The conflict between Russia and Ukraine has now been two months old and what many anticipated would be a confrontation that would last only a few days has turned into a complex event with implications for the entire world. In recent days, news has emerged confirming that the tension is increasing and that little by little the conflict goes beyond the borders of Ukraine. Today the Russian gas distribution company Gazprom announced that it will stop supplying gas to Poland and Bulgaria as of this Wednesday, April 27.
Last Friday, the president, Vladimir Putin , signed a decree by means of which it was established that the enemy countries of Russia that consume gas must pay for it in rubles, opening bank accounts in the country's institutions. The measure aims to counteract the economic sanctions and the exchange of goods imposed by the West since the conflict began.
Unlike Canada and the United States, the countries of the European Union depend on Russia for the gas they consume. It is estimated that between 30 and 40% of the gas used in Europe is Russian and it is not easy to get another supplier country from one day to the next. Gas sales represent an important daily revenue of €400 million for Russia, which would also not be easy to replace if they disappeared from one day to the next.
What is a fact is that the news escalates again the tension between Russia and Western countries. European countries have refused the measure arguing that it implies a violation of contracts that are in dollars and euros. German Chancellor Olaf Scholz has accused Putin of blackmail and has said that Germany will continue to pay for its gas in euros, as stipulated in the contract.
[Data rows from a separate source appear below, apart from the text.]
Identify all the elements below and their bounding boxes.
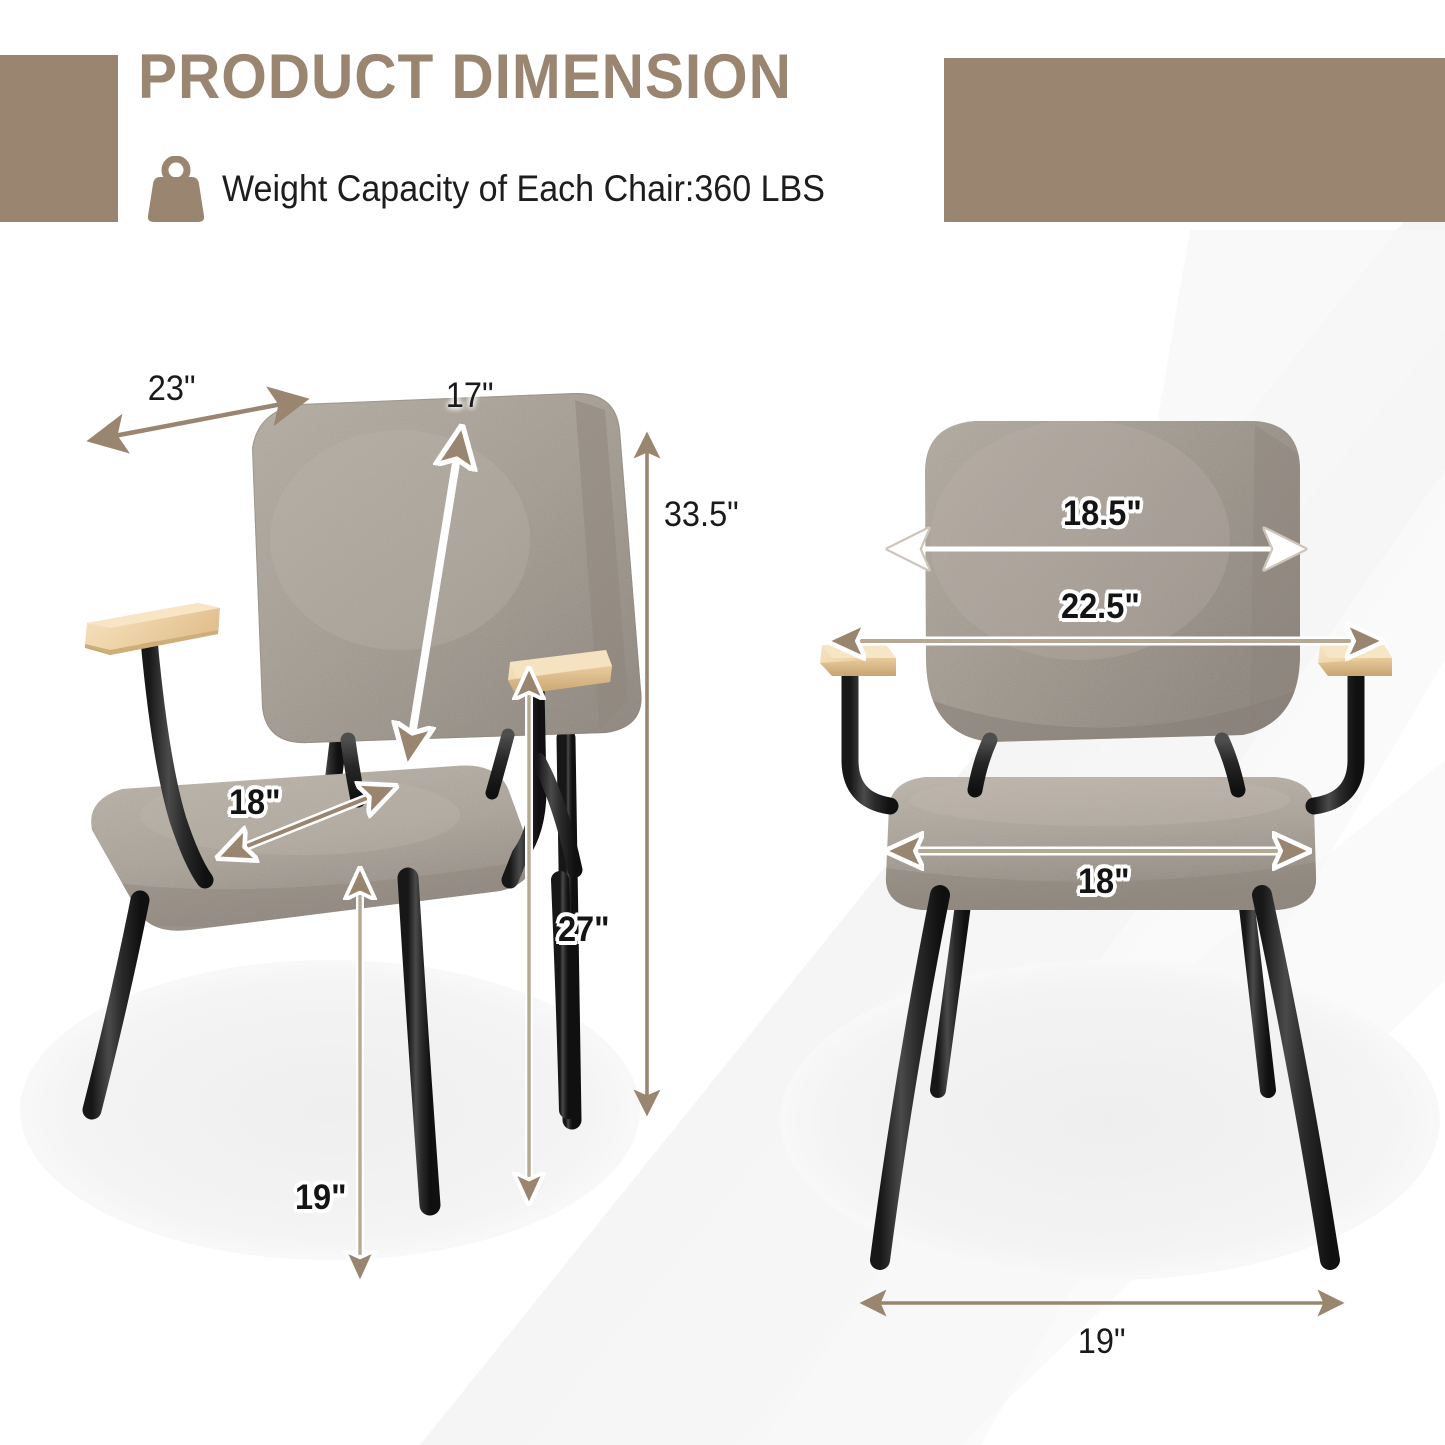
dim-label-27in: 27"	[558, 910, 610, 950]
dim-label-19in-leg-span: 19"	[1078, 1322, 1126, 1362]
header-accent-bar-right	[944, 58, 1445, 222]
weight-icon	[148, 156, 204, 222]
product-dimension-infographic: PRODUCT DIMENSION Weight Capacity of Eac…	[0, 0, 1445, 1445]
header-accent-bar-left	[0, 55, 118, 222]
dim-label-33_5in: 33.5"	[664, 495, 739, 535]
dim-label-18in-seat-width: 18"	[1078, 862, 1130, 902]
dim-line-17in	[408, 432, 461, 760]
dim-label-17in: 17"	[446, 376, 494, 416]
dim-label-18_5in: 18.5"	[1063, 494, 1142, 534]
dim-line-23in	[93, 400, 303, 440]
dim-label-18in-seat-depth: 18"	[229, 783, 281, 823]
weight-capacity-text: Weight Capacity of Each Chair:360 LBS	[222, 168, 825, 210]
dim-label-23in: 23"	[148, 369, 196, 409]
page-title: PRODUCT DIMENSION	[138, 44, 792, 110]
dim-label-22_5in: 22.5"	[1061, 587, 1140, 627]
dim-label-19in-seat-height: 19"	[295, 1178, 347, 1218]
weight-capacity-line: Weight Capacity of Each Chair:360 LBS	[148, 156, 877, 222]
Faced with Putin's measure and threat, European countries are beginning to draw up emergency plans to deal with a possible gas shortage. Austria and Germany have already asked the population and companies to drastically reduce their consumption.
Bulgaria, whose gas comes 90% from Russia, has started a tender for underground drilling that will allow them to face the crisis. Poland declared that it has anticipated the situation and that its gas reserves are at 76% of its capacity.Although gas prices have not skyrocketed so far, the tension is increasing and if indeed Poland and Bulgaria stop receiving the resource tomorrow, that could change.